Un silencio unificado sirvió de respuesta.
– Bien -dijo el vicepresidente-. Chet, ¿tienes los detalles de Varsovia?
– Con exactitud a las 15:30 de mañana. -El general Keaton tenía el mismo tono de voz tranquilo y seguro que el vicepresidente.
– Bien. Gracias, doctor Marshall. Lo ha gestionado usted muy bien. Hasta mañana, caballeros. Buena suerte y que Dios nos acompañe.
127
23.42 h
El presidente, Marten, Hap y Miguel se apiñaron en un recodo oscuro de la chimenea, a diez metros de la confluencia con el túnel superior.
Antes se habían detenido tres veces a oscuras, conteniendo la respiración y con los corazones acelerados. La primera, cuando varios miembros de los equipos de rescate subieron por la chimenea desde abajo una vez capturados Armando y Héctor. Los oyeron hablar mientras subían, preguntándose si los chicos estaban solos como habían dicho y no había nadie más. Debieron de haber concluido que decían la verdad porque volvieron a salir a los pocos minutos antes de volver atrás. La segunda vez fue para descansar y dar a Marten y al presidente un poco de agua de la cantimplora de Miguel y dos barras de cereales del botiquín de la limusina. La tercera fue cuando oyeron a alguien que venía de arriba. Hap empujó al instante al presidente y a Marten hacia abajo y luego él y Miguel esperaron, rifles en mano, a quien fuera que estuviera descendiendo. Con la Sig Sauer levantada, Hap estaba a punto de identificarse cuando vio aparecer a José.
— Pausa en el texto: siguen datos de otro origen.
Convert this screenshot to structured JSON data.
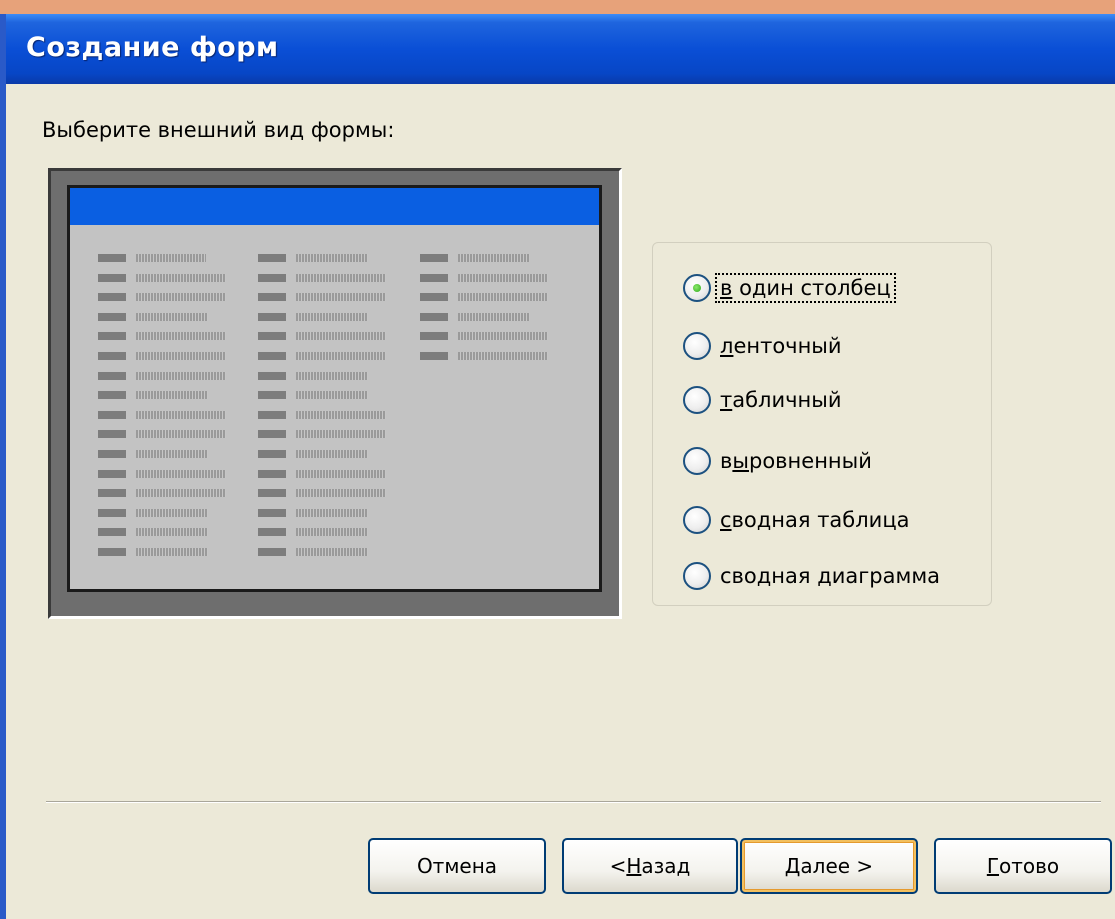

Había estado escuchándolos y bajó a ayudarlos cuando lo oyeron.
– Éstos son los americanos de los que te he hablado -le dijo Miguel, cuando se encontraron cara a cara. José los miró una décima de segundo y luego miró chimenea abajo y preguntó por Armando y Héctor.
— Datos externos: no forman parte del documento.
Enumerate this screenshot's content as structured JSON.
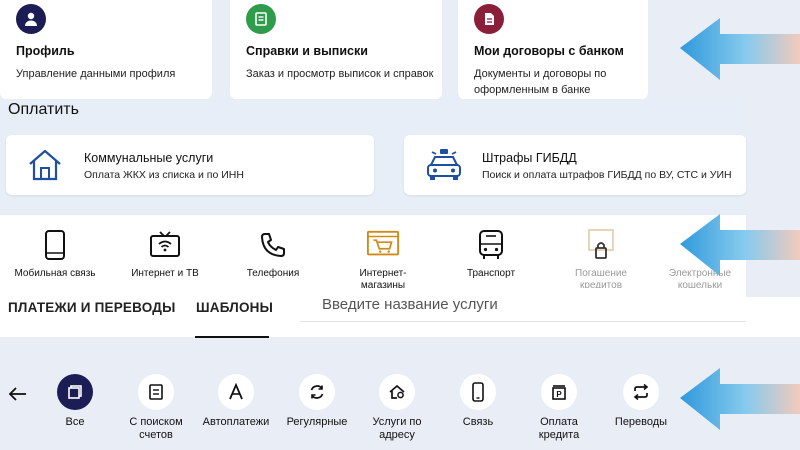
{
  "top_cards": [
    {
      "title": "Профиль",
      "desc": "Управление данными профиля",
      "icon": "user-icon",
      "color": "#1c1d55"
    },
    {
      "title": "Справки и выписки",
      "desc": "Заказ и просмотр выписок и справок",
      "icon": "document-list-icon",
      "color": "#2e9c4a"
    },
    {
      "title": "Мои договоры с банком",
      "desc": "Документы и договоры по оформленным в банке продуктам",
      "icon": "contract-icon",
      "color": "#8b1f3a"
    }
  ],
  "pay": {
    "title": "Оплатить",
    "cards": [
      {
        "title": "Коммунальные услуги",
        "desc": "Оплата ЖКХ из списка и по ИНН",
        "icon": "house-icon"
      },
      {
        "title": "Штрафы ГИБДД",
        "desc": "Поиск и оплата штрафов ГИБДД по ВУ, СТС и УИН",
        "icon": "police-car-icon"
      }
    ]
  },
  "categories": [
    {
      "label": "Мобильная связь",
      "icon": "mobile-phone-icon"
    },
    {
      "label": "Интернет и ТВ",
      "icon": "tv-wifi-icon"
    },
    {
      "label": "Телефония",
      "icon": "phone-handset-icon"
    },
    {
      "label": "Интернет-магазины",
      "icon": "online-shop-icon"
    },
    {
      "label": "Транспорт",
      "icon": "bus-icon"
    },
    {
      "label": "Погашение кредитов",
      "icon": "credit-lock-icon"
    },
    {
      "label": "Электронные кошельки",
      "icon": "wallet-icon"
    }
  ],
  "tabs": {
    "payments": "ПЛАТЕЖИ И ПЕРЕВОДЫ",
    "templates": "ШАБЛОНЫ"
  },
  "search": {
    "placeholder": "Введите название услуги"
  },
  "filters": [
    {
      "label": "Все",
      "icon": "all-icon",
      "active": true
    },
    {
      "label": "С поиском счетов",
      "icon": "invoice-search-icon"
    },
    {
      "label": "Автоплатежи",
      "icon": "autopay-icon"
    },
    {
      "label": "Регулярные",
      "icon": "refresh-icon"
    },
    {
      "label": "Услуги по адресу",
      "icon": "address-icon"
    },
    {
      "label": "Связь",
      "icon": "smartphone-icon"
    },
    {
      "label": "Оплата кредита",
      "icon": "credit-payment-icon"
    },
    {
      "label": "Переводы",
      "icon": "transfer-icon"
    }
  ],
  "colors": {
    "accent_dark": "#1c1d55",
    "shop_orange": "#d08a1a",
    "background": "#e9eef6"
  }
}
– Nos están ayudando -le dijo Miguel en catalán.
– ¿Ayudando dónde?
– Están con la policía.
– ¿La policía?
– Sí -dijo Miguel-. Y ahora te toca a ti. Por favor, guíanos hasta arriba.
Diez minutos más tarde se estaban acercando a la superficie y Hap los detuvo de nuevo para pedirle a Miguel que mandara a José a verificar si el resto del túnel de arriba estaba despejado y si era seguro recorrer los cien metros que les quedaban por él para llegar a la chimenea que habían usado para bajar, la que ahora debían usar para salir. Eso había sido hacía tres minutos. De momento, José todavía no había vuelto.
Hasta que se detuvieron aquí, su conversación había sido a base de breves exclamaciones, la mayoría órdenes o advertencias. Todas ellas expresadas en poco más que susurros.
Mientras esperaban, Miguel se dio cuenta de que había algo de lo que debían ocuparse y pronto: el miedo de Hap de que el presidente sintiera recelo o no osara confiar en él. Era un tema que se había propuesto resolver él mismo.
De inmediato retrocedió un poco y se puso al lado del presidente.
– Primo -le dijo-. Hap es consciente de que, bajo las circunstancias, usted no tenía manera de saber en quién podía confiar. A él le ha sucedido lo mismo a medida que se ha ido enterando de cosas. Le ha sido muy difícil porque ni siquiera estaba seguro de poder confiar en sus hermanos del Servicio Secreto. Hasta le han disparado por ello.